July 13, 2023

When contractors work on a home (or any building), they have to deal with a wide range of challenges. If any of the work involves electrical devices and wiring, then they probably have to install or utilize electrical enclosures for the process.

The thing is, there are a lot of different enclosures in the world. How do contractors choose the best option? What goes through their minds when they shop around? While no one can speak for every contractor, you can think about electrical boxes in three ways, and when you do, the right option tends to select itself for each individual job.




When a contractor sources materials for a project, one of the first things they will consider is the building code. Building codes vary by location, but there are clear regulations, and they often dictate what an electrical box has to do, how it has to be designed, what materials are viable, and more. That has to be the starting point for the entire thought process.
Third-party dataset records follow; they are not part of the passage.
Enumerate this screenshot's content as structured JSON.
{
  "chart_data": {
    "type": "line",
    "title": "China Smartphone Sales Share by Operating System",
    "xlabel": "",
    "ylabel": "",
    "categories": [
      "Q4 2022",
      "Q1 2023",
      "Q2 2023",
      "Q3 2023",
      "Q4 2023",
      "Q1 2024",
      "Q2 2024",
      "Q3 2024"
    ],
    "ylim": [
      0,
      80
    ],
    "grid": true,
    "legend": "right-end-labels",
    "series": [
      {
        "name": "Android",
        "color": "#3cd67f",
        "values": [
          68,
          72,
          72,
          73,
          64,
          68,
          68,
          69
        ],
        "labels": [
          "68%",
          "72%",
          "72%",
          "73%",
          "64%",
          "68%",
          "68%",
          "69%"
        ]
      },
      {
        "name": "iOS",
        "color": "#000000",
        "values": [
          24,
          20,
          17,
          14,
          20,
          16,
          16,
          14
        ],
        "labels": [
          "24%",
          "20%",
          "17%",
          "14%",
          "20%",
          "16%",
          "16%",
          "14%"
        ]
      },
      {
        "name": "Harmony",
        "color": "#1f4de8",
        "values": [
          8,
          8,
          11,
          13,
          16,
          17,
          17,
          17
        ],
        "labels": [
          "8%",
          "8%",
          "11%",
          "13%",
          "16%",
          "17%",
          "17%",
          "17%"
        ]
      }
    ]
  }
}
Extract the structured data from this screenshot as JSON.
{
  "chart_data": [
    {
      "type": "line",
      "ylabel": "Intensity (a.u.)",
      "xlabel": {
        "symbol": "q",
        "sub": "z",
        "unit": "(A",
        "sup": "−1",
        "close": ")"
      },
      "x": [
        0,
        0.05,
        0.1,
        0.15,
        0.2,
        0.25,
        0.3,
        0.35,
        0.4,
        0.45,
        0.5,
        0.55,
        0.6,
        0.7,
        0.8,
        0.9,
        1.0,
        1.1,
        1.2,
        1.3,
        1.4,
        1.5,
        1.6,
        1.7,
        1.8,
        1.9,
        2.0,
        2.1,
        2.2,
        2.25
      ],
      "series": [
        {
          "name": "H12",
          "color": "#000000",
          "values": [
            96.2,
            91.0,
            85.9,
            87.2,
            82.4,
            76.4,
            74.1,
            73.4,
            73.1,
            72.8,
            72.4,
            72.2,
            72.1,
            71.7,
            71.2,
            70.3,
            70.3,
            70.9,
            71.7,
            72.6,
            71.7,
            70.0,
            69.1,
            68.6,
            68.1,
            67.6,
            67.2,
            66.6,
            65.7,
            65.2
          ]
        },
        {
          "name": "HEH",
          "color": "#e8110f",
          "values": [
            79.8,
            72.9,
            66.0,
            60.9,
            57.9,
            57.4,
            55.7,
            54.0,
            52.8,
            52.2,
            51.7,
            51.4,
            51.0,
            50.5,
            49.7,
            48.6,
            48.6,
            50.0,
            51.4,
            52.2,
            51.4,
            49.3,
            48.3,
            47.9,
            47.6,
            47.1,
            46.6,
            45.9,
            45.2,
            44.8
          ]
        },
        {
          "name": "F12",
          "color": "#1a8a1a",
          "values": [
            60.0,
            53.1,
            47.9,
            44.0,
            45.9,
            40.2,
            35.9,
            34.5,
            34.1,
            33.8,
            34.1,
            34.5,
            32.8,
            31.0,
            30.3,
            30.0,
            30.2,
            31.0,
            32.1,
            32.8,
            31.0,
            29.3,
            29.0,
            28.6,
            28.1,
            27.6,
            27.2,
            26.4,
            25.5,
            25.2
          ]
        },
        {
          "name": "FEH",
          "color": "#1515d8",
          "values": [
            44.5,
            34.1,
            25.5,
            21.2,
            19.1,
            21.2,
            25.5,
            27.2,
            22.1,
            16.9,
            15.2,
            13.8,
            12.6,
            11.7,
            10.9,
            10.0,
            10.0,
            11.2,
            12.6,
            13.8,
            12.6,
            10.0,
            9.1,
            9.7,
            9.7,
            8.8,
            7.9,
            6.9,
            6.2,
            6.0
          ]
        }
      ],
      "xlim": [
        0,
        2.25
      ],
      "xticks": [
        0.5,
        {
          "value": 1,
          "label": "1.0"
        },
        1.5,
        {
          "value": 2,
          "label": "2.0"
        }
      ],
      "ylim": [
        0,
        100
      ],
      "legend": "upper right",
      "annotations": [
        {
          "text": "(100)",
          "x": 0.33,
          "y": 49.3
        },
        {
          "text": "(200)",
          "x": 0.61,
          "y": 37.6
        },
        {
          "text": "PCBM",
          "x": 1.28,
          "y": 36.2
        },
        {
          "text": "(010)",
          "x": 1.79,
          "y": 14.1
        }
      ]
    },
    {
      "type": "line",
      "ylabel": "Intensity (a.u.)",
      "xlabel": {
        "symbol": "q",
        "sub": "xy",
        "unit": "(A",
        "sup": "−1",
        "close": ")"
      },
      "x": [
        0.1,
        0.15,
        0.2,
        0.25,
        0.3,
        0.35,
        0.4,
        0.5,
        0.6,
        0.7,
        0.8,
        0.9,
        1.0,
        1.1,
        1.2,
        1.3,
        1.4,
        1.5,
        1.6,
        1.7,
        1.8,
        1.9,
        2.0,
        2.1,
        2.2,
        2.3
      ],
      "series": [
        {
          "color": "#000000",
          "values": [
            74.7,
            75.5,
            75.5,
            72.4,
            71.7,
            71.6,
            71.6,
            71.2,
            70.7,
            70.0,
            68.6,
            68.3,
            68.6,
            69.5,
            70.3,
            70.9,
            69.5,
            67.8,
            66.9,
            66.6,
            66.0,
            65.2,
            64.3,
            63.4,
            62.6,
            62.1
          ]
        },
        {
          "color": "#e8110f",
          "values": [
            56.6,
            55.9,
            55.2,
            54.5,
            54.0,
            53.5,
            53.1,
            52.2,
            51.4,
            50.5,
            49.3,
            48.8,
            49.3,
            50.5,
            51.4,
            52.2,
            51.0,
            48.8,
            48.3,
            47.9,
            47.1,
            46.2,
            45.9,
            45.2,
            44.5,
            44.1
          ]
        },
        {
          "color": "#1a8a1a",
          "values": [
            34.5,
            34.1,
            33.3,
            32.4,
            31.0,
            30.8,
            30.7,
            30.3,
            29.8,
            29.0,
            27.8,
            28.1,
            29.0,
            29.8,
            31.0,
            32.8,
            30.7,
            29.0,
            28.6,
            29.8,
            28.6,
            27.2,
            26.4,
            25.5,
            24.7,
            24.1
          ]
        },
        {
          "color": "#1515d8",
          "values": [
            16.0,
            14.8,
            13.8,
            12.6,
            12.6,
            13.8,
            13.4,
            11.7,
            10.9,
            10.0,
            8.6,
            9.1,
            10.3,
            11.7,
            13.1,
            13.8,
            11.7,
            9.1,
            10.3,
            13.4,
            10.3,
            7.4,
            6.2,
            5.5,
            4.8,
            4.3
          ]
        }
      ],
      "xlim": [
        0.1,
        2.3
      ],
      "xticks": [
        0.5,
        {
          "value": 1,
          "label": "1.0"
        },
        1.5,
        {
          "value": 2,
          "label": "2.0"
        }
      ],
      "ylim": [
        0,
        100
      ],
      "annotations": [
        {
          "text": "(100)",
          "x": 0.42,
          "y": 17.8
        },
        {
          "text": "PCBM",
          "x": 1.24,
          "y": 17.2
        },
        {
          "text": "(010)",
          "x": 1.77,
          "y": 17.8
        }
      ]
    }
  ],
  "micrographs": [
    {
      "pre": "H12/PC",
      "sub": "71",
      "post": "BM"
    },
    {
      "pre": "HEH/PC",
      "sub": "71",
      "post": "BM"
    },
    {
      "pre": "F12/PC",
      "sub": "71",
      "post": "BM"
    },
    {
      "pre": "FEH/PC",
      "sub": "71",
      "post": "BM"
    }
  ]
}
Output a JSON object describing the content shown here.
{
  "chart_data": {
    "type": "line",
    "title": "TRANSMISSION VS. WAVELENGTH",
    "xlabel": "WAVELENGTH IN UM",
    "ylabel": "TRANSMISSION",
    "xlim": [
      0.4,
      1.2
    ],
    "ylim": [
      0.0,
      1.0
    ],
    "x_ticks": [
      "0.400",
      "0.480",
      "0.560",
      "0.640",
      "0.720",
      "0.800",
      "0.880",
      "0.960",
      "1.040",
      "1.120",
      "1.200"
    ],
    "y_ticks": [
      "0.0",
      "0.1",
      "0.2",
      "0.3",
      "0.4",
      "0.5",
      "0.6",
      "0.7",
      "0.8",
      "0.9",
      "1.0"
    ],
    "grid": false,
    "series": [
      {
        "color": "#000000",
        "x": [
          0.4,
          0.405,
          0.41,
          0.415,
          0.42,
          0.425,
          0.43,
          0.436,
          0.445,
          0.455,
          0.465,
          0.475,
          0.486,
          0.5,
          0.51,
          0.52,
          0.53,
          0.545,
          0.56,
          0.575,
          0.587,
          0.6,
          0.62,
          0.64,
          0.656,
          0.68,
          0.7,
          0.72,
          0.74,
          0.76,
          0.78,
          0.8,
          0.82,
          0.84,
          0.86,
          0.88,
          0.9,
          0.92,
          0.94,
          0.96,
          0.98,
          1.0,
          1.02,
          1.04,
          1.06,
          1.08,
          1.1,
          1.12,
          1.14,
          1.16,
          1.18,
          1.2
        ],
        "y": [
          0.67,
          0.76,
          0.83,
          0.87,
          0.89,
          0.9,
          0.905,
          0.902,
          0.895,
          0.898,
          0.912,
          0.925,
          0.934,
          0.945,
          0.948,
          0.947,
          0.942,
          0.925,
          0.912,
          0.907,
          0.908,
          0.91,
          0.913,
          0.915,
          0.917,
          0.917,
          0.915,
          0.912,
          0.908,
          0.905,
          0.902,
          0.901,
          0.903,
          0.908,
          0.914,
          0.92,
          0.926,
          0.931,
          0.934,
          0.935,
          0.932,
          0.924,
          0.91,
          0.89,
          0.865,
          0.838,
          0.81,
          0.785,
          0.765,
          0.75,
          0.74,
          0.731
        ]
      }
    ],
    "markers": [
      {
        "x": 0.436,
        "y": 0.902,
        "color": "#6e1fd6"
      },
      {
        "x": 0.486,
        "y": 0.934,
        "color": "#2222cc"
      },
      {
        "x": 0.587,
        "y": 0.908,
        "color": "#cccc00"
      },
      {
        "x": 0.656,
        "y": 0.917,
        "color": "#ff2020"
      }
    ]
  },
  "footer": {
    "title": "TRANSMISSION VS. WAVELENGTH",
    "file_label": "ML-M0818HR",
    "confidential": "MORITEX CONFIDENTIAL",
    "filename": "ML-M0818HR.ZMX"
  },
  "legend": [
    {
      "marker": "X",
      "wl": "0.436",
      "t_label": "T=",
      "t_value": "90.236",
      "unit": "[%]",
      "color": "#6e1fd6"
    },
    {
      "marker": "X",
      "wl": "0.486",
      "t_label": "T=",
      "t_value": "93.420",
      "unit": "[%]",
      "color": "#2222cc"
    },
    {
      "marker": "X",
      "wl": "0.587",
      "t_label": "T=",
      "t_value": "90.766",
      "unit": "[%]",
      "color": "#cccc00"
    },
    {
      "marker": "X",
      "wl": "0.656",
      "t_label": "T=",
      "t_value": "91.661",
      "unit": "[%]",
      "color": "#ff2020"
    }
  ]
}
From there, contractors will exercise discretion to get boxes that meet the needs of the job at hand. They’ll think about the size of the box, how it installs, whether or not it is adjustable, and exactly what is going to go into it.

As a quick example, the electrical box used to install a ceiling fan with a light fixture will be a different size and shape from the box used to install an outlet for major kitchen appliances. The applications are different, and as a result, the electrical enclosure for each application needs to be built accordingly.




Assuming there are competing options that meet the needs of the job, then the obvious next choice is to think about the cost. Bringing costs down is generally good on any project, so contractors want the most affordable options that are still effective.

In terms of electrical enclosures, that usually comes down to materials and thickness. Non-metal enclosures are almost always cheaper than their metal counterparts, and getting enclosures that are as thin as possible while still meeting specifications often brings down costs.




While everything above does matter, you can look up building codes and compare costs yourself. The one area where the experienced contractor is going to think differently from a new DIYer is in terms of adaptability.

Depending on how the box is designed, you can drill holes, shave corners, and do a whole bunch of things to modify and customize the box while you work with it. Contractors love boxes with this kind of adaptability so that they can get the job done right without having to return boxes and buy new ones. It saves time and money.

So, which enclosures are more adaptable? Polycarbonate usually wins that battle. Fiberglass enclosures have some levels of adaptability, but polycarbonate is the very easiest to modify. So, when possible, a good polycarbonate enclosure gives you a lot more freedom when it comes to installation.

These are the three leading concepts that contractors debate and consider when they need electrical boxes for a job. Plenty of other minor considerations might come into play, but if you get the right function for a competitive price, then you just want the most adaptable option. Everything else matters a lot less.